Free Will and the Rebel Angels in Medieval Philosophy
Title | Free Will and the Rebel Angels in Medieval Philosophy PDF eBook |
Author | Tobias Hoffmann |
Publisher | Cambridge University Press |
Pages | 307 |
Release | 2020-12-03 |
Genre | History |
ISBN | 110715538X |
This book studies medieval theories of free will, including explanations of how angels - that is, ideal agents - can choose evil.

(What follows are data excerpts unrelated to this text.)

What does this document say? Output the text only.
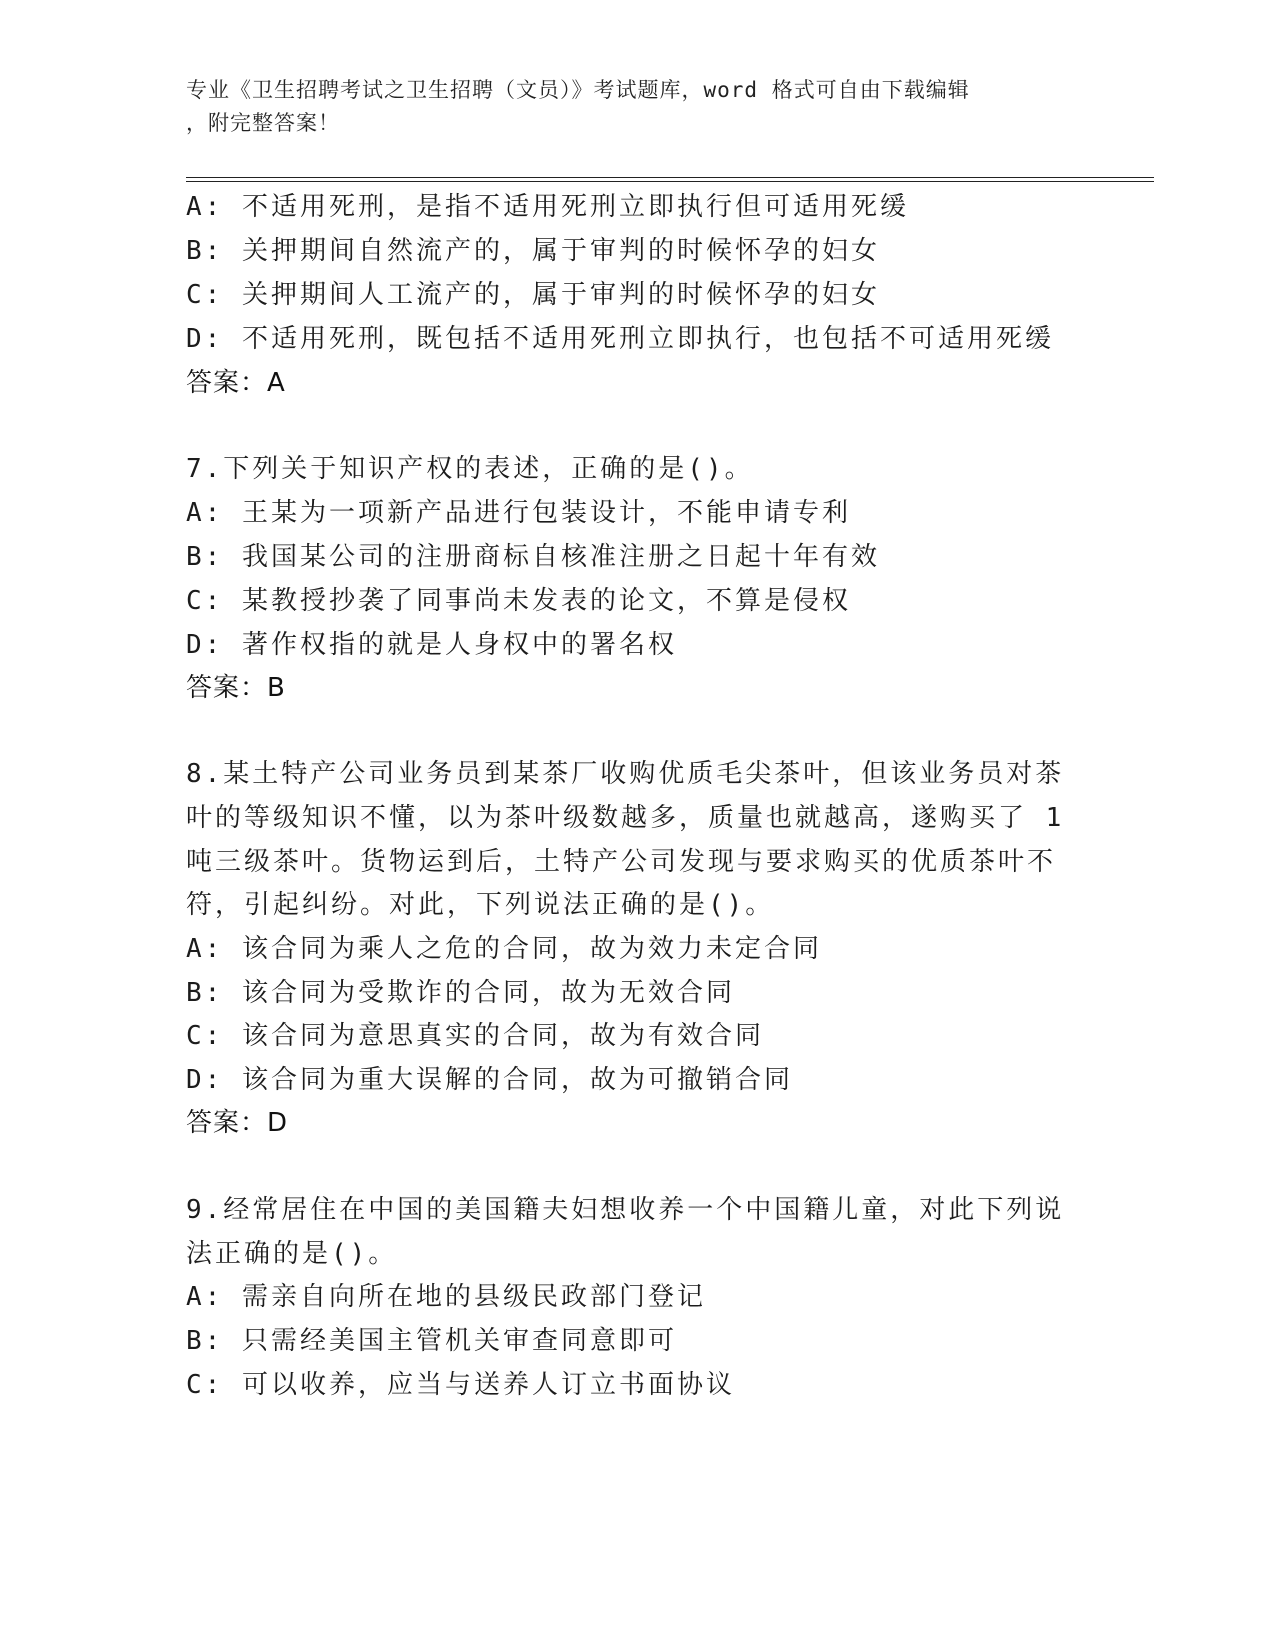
专业《卫生招聘考试之卫生招聘（文员）》考试题库，word 格式可自由下载编辑
，附完整答案！
A: 不适用死刑，是指不适用死刑立即执行但可适用死缓
B: 关押期间自然流产的，属于审判的时候怀孕的妇女
C: 关押期间人工流产的，属于审判的时候怀孕的妇女
D: 不适用死刑，既包括不适用死刑立即执行，也包括不可适用死缓
答案：A
7.下列关于知识产权的表述，正确的是()。
A: 王某为一项新产品进行包装设计，不能申请专利
B: 我国某公司的注册商标自核准注册之日起十年有效
C: 某教授抄袭了同事尚未发表的论文，不算是侵权
D: 著作权指的就是人身权中的署名权
答案：B
8.某土特产公司业务员到某茶厂收购优质毛尖茶叶，但该业务员对茶
叶的等级知识不懂，以为茶叶级数越多，质量也就越高，遂购买了 1
吨三级茶叶。货物运到后，土特产公司发现与要求购买的优质茶叶不
符，引起纠纷。对此，下列说法正确的是()。
A: 该合同为乘人之危的合同，故为效力未定合同
B: 该合同为受欺诈的合同，故为无效合同
C: 该合同为意思真实的合同，故为有效合同
D: 该合同为重大误解的合同，故为可撤销合同
答案：D
9.经常居住在中国的美国籍夫妇想收养一个中国籍儿童，对此下列说
法正确的是()。
A: 需亲自向所在地的县级民政部门登记
B: 只需经美国主管机关审查同意即可
C: 可以收养，应当与送养人订立书面协议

Lies, Language, and Logic in the Late Middle Ages
Title | Lies, Language, and Logic in the Late Middle Ages PDF eBook |
Author | Paul Vincent Spade |
Publisher | Routledge |
Pages | 348 |
Release | 1988 |
Genre | History |
ISBN |
'This sentence is false' - is that true? The 'Liar paradox' embodied in those words exerted a particular fascination on the logicians of the Western later Middle Ages, and, along with similar 'insoluble' problems, forms the subject of the first group of articles in this volume. In the following parts Professor Spade turns to medieval semantic theory, views on the relationship between language and thought, and to a study of one particular genre of disputation, that known as 'obligationes'. The focus is on the Oxford scholastics of the first half of the 14th century, and it is the name of William of Ockham which dominates these pages - a thinker with whom Professor Spade finds himself in considerable philosophical sympathy, and whose work on logic and semantic theory has a depth and richness that have not always been sufficiently appreciated.
Theories of Cognition in the Later Middle Ages
Title | Theories of Cognition in the Later Middle Ages PDF eBook |
Author | Robert Pasnau |
Publisher | Cambridge University Press |
Pages | 352 |
Release | 1997-05-28 |
Genre | Philosophy |
ISBN | 9780521583688 |
A major contribution to the history of philosophy in the later medieval period (1250-1350).